= Hooked (book) =

Book by Pauline Kael

First edition (publ. E. P. Dutton)

Hooked: Film Writings, 1985–88 (1989) is the ninth collection of movie reviews by the critic Pauline Kael, covering the period from July 1985 to June 1988. All articles in the book originally appeared in The New Yorker.

She reviews more than 170 films giving rich praise to the work of directors and performers she admires - in this collection for example, Robert Altman; Alan Rudolph - for his film Songwriter; Nick Nolte; Susan Sarandon; Melanie Griffith; Lesley Ann Warren; Steve Martin in Roxanne.
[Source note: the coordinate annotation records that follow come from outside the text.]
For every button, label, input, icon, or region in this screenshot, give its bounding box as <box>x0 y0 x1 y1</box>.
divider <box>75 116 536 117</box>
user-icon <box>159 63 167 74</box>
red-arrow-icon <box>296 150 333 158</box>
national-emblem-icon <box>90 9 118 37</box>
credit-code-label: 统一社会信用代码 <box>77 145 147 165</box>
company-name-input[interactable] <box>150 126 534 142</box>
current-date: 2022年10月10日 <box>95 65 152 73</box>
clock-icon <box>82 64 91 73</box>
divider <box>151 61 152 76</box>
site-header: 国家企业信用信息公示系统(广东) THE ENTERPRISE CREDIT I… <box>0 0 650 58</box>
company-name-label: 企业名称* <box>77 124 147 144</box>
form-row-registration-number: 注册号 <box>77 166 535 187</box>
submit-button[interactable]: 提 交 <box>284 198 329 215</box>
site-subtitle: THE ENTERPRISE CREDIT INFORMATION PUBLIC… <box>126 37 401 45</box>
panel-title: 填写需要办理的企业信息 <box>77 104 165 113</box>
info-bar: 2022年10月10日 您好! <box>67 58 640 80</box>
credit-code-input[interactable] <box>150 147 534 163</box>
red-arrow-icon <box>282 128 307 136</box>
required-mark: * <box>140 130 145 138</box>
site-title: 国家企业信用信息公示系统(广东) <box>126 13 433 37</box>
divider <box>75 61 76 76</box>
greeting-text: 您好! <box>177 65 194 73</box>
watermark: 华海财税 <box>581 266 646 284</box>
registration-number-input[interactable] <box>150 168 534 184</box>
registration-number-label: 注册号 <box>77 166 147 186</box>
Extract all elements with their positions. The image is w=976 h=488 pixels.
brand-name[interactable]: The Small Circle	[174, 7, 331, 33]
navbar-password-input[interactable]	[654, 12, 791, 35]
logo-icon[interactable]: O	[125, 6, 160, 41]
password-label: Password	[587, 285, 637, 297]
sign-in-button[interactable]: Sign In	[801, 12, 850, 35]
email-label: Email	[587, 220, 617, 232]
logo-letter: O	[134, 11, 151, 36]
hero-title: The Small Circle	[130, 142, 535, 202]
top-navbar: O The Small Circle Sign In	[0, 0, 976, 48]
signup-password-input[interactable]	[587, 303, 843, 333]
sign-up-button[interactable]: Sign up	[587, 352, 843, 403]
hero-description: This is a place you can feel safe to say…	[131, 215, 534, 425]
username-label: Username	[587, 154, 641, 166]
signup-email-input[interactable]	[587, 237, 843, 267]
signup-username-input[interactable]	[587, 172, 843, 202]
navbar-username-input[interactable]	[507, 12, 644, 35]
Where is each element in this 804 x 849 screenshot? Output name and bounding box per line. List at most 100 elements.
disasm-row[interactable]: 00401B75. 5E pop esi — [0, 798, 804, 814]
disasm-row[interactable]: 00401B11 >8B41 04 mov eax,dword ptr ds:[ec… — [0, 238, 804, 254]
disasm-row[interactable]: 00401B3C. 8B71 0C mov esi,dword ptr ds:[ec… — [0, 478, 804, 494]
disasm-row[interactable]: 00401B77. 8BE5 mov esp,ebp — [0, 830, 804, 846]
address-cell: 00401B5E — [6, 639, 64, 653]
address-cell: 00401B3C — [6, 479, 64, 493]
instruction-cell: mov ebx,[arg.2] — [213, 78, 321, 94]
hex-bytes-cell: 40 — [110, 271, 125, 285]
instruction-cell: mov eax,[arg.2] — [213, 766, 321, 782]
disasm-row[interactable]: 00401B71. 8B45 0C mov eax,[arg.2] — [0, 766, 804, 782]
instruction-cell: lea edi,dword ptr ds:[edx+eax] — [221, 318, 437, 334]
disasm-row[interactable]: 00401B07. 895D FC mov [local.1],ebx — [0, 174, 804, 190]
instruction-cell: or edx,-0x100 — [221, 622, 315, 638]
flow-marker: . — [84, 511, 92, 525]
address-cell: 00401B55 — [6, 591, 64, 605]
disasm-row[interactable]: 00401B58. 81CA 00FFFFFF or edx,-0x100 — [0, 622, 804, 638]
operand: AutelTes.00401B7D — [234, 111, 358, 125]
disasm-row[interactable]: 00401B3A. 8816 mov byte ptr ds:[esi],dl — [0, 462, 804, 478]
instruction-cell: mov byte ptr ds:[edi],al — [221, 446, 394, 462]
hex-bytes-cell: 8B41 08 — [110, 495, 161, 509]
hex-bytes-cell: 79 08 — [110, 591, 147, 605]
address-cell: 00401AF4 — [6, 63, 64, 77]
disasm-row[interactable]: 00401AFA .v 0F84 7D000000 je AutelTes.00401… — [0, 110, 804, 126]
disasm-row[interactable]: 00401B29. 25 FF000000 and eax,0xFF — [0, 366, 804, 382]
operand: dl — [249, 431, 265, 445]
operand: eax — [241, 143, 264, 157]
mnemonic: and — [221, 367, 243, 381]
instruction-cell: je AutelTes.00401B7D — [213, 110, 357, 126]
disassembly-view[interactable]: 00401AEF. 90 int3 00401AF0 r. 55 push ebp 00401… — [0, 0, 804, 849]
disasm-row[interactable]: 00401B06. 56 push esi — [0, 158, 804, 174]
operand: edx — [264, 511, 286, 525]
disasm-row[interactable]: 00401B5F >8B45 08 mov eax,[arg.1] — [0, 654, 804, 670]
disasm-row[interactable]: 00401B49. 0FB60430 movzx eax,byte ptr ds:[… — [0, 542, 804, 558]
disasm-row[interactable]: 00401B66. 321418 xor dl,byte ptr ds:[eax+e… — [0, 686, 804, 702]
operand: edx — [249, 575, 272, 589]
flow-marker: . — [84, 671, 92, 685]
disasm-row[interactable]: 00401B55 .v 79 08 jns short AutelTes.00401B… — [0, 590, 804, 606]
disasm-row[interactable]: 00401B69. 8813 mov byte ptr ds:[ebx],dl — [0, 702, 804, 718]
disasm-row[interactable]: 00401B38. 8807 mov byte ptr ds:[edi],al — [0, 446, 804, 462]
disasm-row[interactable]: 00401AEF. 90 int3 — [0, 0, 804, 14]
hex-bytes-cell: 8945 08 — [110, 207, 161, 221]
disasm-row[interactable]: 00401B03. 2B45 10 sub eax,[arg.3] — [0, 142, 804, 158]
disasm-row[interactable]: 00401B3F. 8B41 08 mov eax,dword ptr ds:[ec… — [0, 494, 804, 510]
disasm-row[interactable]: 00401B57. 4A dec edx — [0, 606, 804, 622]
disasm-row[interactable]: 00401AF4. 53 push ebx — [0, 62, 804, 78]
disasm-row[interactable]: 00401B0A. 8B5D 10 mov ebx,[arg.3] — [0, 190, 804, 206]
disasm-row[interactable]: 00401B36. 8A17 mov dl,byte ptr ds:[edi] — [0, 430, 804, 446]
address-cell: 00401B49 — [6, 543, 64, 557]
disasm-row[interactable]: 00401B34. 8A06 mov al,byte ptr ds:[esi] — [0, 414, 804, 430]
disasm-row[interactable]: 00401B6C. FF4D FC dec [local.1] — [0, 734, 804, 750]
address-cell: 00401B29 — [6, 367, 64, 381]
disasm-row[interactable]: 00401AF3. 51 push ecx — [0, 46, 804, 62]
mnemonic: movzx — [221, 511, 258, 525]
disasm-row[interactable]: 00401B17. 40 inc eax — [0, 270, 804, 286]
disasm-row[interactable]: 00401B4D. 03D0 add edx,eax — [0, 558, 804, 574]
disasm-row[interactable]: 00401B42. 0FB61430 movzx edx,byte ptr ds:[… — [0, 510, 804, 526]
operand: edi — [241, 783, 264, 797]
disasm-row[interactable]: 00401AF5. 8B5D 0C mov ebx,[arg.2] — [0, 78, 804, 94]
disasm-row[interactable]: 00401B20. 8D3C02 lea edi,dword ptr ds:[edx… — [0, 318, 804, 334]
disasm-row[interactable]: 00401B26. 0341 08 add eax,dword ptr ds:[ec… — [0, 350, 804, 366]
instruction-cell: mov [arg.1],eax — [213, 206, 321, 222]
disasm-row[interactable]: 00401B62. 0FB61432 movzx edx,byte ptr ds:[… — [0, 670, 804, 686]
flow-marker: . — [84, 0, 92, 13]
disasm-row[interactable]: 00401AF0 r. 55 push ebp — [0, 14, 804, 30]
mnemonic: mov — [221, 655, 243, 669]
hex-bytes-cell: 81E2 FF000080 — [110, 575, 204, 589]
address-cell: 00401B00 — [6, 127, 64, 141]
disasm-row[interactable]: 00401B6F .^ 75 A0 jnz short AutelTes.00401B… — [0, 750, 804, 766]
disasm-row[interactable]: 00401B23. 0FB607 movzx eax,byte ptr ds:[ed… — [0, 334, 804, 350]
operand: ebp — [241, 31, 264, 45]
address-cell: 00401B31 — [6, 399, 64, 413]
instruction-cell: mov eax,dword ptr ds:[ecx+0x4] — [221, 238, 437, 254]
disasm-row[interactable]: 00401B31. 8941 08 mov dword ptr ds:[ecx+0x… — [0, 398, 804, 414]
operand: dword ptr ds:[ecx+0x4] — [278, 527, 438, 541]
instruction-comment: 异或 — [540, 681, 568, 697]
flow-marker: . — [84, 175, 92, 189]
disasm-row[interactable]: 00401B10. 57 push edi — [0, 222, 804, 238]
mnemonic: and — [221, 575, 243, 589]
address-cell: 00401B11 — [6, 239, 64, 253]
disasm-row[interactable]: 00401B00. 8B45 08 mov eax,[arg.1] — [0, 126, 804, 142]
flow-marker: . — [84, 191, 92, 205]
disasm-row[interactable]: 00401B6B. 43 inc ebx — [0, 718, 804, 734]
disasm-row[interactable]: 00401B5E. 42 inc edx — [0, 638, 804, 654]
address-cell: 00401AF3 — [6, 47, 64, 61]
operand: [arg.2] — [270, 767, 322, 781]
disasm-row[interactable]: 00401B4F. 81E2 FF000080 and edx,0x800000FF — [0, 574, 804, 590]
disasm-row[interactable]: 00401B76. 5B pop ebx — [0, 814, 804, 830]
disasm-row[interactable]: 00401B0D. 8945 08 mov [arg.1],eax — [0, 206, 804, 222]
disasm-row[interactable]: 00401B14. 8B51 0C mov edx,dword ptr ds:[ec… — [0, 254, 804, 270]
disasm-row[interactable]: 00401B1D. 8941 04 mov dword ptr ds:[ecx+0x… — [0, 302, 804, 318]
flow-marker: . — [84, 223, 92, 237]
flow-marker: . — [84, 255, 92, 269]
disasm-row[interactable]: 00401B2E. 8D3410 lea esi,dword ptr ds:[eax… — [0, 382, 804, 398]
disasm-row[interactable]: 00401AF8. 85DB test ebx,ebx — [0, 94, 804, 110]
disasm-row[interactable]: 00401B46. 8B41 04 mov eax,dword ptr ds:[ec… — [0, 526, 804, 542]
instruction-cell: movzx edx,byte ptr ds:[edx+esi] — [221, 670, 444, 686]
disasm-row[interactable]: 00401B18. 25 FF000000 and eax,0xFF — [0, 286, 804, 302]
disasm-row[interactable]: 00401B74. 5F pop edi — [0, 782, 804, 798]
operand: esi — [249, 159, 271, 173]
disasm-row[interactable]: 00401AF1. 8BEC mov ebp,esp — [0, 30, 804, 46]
And she attacks what she regards as second rate, for example, George Lucas, -"George Lucas should believe less in himself - he keeps trying to come up with an original idea, and he can't"; and the film Heartbreak Ridge - "It would take a board of inquiry made up of gods to determine whether this picture is more offensive aesthetically, psychologically, morally, or politically."

The films she recommends include:

- The Best of Times
- Dreamchild
- Sweet Dreams
- Down and Out in Beverly Hills
- Compromising Positions
- My Beautiful Laundrette
- Mona Lisa
- Salvador
- Club Paradise
- Mike's Murder
- Blue Velvet
- She's Gotta Have It
- Re-Animator
- Something Wild
- Hour of the Star
- The Stepfather
- Law of Desire
- Raising Arizona
- Brazil
- Roxanne
- Tampopo
- Eat the Peach
- The Witches of Eastwick
- Wish You Were Here
- Hamburger Hill
- Hope and Glory
- Weeds
- The Dead
- The Lonely Passion of Judith Hearne
- Moonstruck
- The Unbearable Lightness of Being
- High Tide
- High Season
- Pass the Ammo
- Hairspray
- Matador
- Beetlejuice
- Masquerade
- A World Apart
- Bull Durham

The title refers to her film 'addiction'. "I got hooked on movies at an early age, (around 4 or 5, when I saw them while sitting on my parents' laps), and I am still a child before a moving image. Movies seem to me the most mysteriously great of all art forms."

The book is out-of-print in the United States, but is still published by Marion Boyars Publishers in the United Kingdom.